Activities and Outputs
Oxford University Press Blog Post on Brexit: Part 2
This is the second of the two-part blog post that OUP published on its website on October 6th 2016 to accompany the release of the seventh edition of Baylis, Smith and Owens's The Globalization of World Politics. It is entitled, 'Brexit and Article 50 Negotiations: Why the Smart Money Might be on No Deal'.
Oxford University Press Blog Post on Brexit: Part 1
In August 2016 I was invited by Oxford University Press to do some filming for their website, answering questions on Brexit. This was to help them in their advertising for the seventh edition of Baylis, Smith and Owens's The Globalization of World Politics, to which I am a contributing author for the chapter on Global Trade and Global Finance. These are two dimensions of the modern-day phenomenon of economic globalisation that will definitely be impacted on by the UK's decision to withdraw from the European Union.
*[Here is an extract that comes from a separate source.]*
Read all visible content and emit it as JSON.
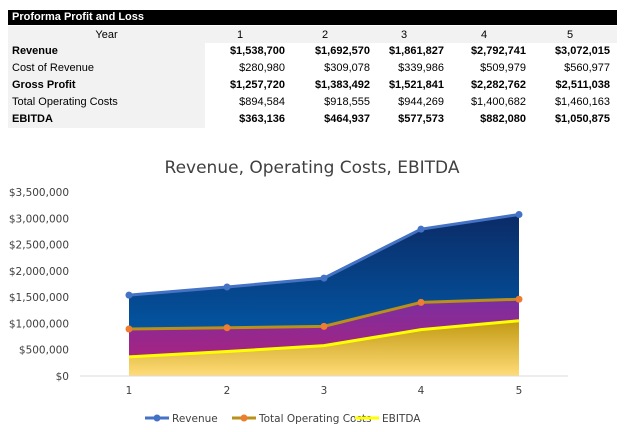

As a follow-up to my afternoon filming, I was then asked to write two blog posts for the OUP website. The first was published on September 25th 2016, and is called, 'Brexit and Article 50 Negotiations: What it would take to strike a deal'. This post, along with the accompanying film, can be found via the following link.
Oxford Brookes University General Departmental Seminar Presentation
On November 23rd 2015 I delivered a paper to the General Departmental Seminar of the Department of Social Sciences at Oxford Brookes University. The paper is entitled, 'Exploring Ricardo's Silences: Re-Historicising the Theory of Comparative Advantage', and it is available from me on request. Here is the abstract.
"According to David Ricardo’s theory of comparative advantage, all countries stand to gain if they trade freely their surplus stock having first specialised production along the lines of relative opportunity costs. This basic insight is now two centuries old, but it remains at the heart of economists’ theories of international trade, and it also continues to provide the underlying economic ethics for liberal IPE. Any numerical example attributing any level of relative labour efficiency to any two countries across any two goods provides a simple system of equations that will demonstrate how specialisation and trade increases total world production. Ricardo’s own numbers showed a productively superior hypothetical ‘Portugal’ and a productively inferior hypothetical ‘England’ share the gains from free trade. This article, however, reinserts the historical back-story of actual eighteenth-century trading relations between the real Portugal and England that Ricardo silenced through omission. It is a highly illiberal tale of gunboats, royal intrigue and personal subjugation. Ricardo’s account of the purely market-based logic of comparative advantage writes out of economic history the centrality of both imperial wars and African slavery to the early English and Portuguese experience of ‘free’ trade. Given this historical back-story, liberal IPE thus appears to be in urgent need of new normative foundations."